Por isso, é compreensível que as expectativas para os episódios porvir sejam pouco otimistas. Quando solteiras, essas quatro mulheres representavam um modo de vida subversivo; casadas, talvez assemelhem-se mais a Karens – gíria contemporânea difundida na internet que define mulheres brancas, de classe média e idade avançada, que perpetuam o racismo estrutural nos Estados Unidos.

E, antes tarde do que nunca, a cereja faltante do bolo fica por conta da ausência de Samantha Jones em And just like this... – de longe a personagem mais ousada do grupo, e a única que escolheu permanecer solteira, aos quarenta e oito anos, mesmo contando com o amor incondicional de um parceiro dos sonhos, Smith Jarrod.

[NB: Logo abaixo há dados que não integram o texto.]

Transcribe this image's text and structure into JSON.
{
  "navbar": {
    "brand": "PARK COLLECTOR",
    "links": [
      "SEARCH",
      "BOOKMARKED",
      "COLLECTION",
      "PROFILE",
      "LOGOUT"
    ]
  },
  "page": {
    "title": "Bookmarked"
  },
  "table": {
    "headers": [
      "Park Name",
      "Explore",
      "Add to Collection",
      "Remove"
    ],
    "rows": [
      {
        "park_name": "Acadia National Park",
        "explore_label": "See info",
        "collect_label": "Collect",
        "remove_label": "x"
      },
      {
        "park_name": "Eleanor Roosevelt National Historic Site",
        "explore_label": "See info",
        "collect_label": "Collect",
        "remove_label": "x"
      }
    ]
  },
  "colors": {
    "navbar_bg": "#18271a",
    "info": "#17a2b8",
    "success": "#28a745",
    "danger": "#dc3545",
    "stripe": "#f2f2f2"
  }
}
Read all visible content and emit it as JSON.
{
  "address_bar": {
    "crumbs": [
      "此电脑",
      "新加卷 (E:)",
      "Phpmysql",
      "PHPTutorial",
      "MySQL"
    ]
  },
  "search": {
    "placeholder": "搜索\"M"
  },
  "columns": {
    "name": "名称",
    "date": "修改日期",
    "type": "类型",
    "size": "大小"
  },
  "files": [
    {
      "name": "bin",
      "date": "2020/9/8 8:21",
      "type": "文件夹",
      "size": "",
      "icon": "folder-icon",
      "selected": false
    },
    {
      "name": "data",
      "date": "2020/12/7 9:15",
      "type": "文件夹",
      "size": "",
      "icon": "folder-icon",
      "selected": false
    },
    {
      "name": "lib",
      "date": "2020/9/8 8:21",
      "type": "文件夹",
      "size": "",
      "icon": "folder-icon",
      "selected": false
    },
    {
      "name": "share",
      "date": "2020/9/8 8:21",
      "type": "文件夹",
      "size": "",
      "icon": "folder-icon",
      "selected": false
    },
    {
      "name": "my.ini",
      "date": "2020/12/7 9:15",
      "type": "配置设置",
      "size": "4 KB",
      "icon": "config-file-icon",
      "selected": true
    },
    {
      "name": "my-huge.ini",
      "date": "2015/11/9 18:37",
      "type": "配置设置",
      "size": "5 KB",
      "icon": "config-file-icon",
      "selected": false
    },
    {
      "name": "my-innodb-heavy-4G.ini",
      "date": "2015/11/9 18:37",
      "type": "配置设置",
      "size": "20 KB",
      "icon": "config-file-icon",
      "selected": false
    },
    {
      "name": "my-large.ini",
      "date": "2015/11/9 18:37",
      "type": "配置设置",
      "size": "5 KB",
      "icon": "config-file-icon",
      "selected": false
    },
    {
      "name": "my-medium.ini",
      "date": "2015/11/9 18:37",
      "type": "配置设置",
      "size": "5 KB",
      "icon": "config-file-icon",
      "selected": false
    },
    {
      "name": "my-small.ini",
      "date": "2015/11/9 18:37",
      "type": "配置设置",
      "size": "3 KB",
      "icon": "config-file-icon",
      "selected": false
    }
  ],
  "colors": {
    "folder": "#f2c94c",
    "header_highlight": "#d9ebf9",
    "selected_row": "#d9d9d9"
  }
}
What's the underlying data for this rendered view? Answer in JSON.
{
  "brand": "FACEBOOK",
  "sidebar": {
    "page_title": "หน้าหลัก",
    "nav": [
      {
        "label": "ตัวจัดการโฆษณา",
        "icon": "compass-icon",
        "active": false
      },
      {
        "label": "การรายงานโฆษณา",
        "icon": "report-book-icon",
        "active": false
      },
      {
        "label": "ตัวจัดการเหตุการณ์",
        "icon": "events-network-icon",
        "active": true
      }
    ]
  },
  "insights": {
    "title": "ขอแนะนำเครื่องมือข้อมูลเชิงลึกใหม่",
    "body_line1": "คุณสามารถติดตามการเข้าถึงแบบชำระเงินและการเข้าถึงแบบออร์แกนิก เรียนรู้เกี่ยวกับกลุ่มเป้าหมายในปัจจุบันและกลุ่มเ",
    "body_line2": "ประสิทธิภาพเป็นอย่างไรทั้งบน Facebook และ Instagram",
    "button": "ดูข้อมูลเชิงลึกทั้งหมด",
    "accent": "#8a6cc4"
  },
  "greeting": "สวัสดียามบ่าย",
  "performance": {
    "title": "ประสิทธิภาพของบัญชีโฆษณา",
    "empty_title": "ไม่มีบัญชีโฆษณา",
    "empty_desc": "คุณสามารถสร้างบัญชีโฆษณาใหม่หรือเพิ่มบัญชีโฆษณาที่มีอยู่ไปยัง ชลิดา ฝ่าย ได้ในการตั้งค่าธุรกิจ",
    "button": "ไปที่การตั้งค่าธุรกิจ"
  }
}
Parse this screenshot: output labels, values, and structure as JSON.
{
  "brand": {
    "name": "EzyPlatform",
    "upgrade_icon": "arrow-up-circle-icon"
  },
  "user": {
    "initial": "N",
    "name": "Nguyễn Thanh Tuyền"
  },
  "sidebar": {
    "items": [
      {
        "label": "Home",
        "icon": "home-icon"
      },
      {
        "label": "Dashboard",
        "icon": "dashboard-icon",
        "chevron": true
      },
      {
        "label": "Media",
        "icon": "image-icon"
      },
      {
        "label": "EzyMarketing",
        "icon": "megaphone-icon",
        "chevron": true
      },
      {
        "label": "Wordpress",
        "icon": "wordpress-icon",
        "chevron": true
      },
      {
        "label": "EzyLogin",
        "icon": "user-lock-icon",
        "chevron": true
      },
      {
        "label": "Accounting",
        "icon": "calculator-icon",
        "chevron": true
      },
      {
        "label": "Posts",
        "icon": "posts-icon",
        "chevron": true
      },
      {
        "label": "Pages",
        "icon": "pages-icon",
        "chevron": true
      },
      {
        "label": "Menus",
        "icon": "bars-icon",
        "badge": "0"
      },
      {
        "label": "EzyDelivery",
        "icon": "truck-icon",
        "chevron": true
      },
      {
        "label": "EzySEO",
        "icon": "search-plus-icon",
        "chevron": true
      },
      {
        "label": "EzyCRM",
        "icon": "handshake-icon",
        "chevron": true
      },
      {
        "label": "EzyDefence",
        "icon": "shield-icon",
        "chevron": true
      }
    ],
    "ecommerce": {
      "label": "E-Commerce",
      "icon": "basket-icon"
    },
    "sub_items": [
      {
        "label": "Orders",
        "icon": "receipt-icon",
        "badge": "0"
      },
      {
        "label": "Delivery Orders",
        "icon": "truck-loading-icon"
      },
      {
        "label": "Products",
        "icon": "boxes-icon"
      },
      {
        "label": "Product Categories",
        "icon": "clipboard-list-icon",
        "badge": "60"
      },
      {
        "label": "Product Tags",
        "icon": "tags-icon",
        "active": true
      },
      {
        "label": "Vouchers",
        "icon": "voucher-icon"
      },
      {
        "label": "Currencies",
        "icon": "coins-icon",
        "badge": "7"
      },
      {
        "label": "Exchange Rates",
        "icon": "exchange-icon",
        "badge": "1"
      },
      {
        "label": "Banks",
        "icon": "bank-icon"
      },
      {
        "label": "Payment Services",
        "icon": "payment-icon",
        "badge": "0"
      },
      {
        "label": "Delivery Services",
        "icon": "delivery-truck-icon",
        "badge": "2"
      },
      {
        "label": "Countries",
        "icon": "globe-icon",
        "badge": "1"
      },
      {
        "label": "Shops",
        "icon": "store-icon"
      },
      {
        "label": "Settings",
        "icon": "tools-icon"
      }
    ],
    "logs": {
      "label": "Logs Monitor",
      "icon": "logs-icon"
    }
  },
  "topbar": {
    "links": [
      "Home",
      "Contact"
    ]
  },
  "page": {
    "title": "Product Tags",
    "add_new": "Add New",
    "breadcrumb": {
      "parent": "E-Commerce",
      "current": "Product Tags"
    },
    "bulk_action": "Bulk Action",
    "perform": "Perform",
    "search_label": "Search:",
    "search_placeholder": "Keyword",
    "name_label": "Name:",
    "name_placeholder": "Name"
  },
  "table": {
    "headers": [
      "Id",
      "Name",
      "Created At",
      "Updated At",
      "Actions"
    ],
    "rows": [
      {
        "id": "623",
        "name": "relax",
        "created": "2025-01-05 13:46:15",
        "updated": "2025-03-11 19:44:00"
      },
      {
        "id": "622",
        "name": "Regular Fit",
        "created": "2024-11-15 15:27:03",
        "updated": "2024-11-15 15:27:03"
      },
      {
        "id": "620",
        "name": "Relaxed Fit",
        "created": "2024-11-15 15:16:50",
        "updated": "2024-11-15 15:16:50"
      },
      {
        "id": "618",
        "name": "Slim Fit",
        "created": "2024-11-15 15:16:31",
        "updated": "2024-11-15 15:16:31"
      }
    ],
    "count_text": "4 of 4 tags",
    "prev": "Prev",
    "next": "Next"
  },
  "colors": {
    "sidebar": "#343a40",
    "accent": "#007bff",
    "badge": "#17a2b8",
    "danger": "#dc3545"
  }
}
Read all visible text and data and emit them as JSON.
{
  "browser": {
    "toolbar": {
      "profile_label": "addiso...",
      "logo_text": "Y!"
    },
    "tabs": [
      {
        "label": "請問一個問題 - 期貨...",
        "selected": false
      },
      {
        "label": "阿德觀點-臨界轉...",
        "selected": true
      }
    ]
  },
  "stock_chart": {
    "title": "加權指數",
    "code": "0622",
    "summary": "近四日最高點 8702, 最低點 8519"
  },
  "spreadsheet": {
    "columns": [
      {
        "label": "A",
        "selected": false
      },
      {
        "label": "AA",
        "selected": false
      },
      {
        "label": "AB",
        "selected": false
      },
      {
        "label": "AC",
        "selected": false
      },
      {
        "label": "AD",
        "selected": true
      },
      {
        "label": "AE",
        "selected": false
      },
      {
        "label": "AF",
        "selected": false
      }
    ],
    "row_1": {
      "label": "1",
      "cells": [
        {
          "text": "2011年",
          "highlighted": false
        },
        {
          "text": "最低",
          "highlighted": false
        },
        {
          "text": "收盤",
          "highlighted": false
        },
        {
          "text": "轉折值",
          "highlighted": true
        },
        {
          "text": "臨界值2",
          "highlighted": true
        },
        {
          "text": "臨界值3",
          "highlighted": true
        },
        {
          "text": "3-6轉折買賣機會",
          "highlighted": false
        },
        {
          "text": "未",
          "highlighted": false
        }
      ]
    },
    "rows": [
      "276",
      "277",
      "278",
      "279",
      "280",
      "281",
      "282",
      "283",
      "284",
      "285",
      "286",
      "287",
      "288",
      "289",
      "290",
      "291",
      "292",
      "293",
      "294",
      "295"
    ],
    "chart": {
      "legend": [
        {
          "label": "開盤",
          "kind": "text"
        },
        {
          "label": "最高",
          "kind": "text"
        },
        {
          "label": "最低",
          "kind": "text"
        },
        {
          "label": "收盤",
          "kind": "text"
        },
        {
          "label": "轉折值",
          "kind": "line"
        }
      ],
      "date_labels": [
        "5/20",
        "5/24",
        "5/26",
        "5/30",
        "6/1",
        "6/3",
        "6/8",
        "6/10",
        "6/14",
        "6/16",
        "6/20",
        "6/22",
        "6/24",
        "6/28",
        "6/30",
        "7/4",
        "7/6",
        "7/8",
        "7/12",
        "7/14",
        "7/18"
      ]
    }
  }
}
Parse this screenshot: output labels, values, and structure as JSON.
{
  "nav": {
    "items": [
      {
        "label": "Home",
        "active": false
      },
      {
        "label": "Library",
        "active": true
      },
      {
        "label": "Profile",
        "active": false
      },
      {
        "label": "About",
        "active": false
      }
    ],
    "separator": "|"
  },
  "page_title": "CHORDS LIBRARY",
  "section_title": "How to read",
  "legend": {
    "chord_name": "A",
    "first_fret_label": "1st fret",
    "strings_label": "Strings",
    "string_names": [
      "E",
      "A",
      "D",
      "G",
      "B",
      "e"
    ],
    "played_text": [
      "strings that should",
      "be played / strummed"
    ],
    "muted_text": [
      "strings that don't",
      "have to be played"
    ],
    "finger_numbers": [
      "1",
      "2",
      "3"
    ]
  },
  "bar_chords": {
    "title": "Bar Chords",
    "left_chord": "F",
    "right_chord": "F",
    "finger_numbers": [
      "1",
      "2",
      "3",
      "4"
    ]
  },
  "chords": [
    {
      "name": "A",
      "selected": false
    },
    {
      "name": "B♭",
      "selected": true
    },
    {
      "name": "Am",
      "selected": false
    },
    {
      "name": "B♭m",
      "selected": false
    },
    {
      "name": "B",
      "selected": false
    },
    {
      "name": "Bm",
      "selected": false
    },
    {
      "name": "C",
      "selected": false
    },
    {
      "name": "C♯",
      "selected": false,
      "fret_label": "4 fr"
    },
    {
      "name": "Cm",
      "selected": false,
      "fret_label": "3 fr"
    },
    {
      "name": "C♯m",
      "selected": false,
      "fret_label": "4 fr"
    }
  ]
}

Em 1998, fazia sentido apostar no materialismo como resposta possível ao machismo. Era uma época especialmente estável na economia norte-americana. Beleza Americana, Clube da Luta e Matrix foram alguns dos filmes mais populares e emblemáticos de 1999. Em comum, tratam do tédio gerado no trabalho de escritório, que embora possibilitem o sonho americano, repleto de bens de consumo, são inúteis para a sociedade e vazios de propósito, gerando uma crise existencial (David Graeber, antropólogo, viria a designar esse tipo de emprego como “bullshit jobs”). Antes, Sex and the City levantava uma questão pertinente para sua época. No episódio piloto, Samantha decreta: "Pela primeira vez na História de Manhattan mulheres têm tanto poder e dinheiro quanto os homens". A pergunta que paira no ar em seguida é: então porque a igualdade de gênero não foi conquistada? No entanto, os dois filmes da franquia estrearam em meio ao contexto da crise econômica de 2008, logo antes do #OcuppyWallStreet. A crescente desigualdade social fez com que a opulência que outrora fora admirável imprimisse deselegância, mau gosto.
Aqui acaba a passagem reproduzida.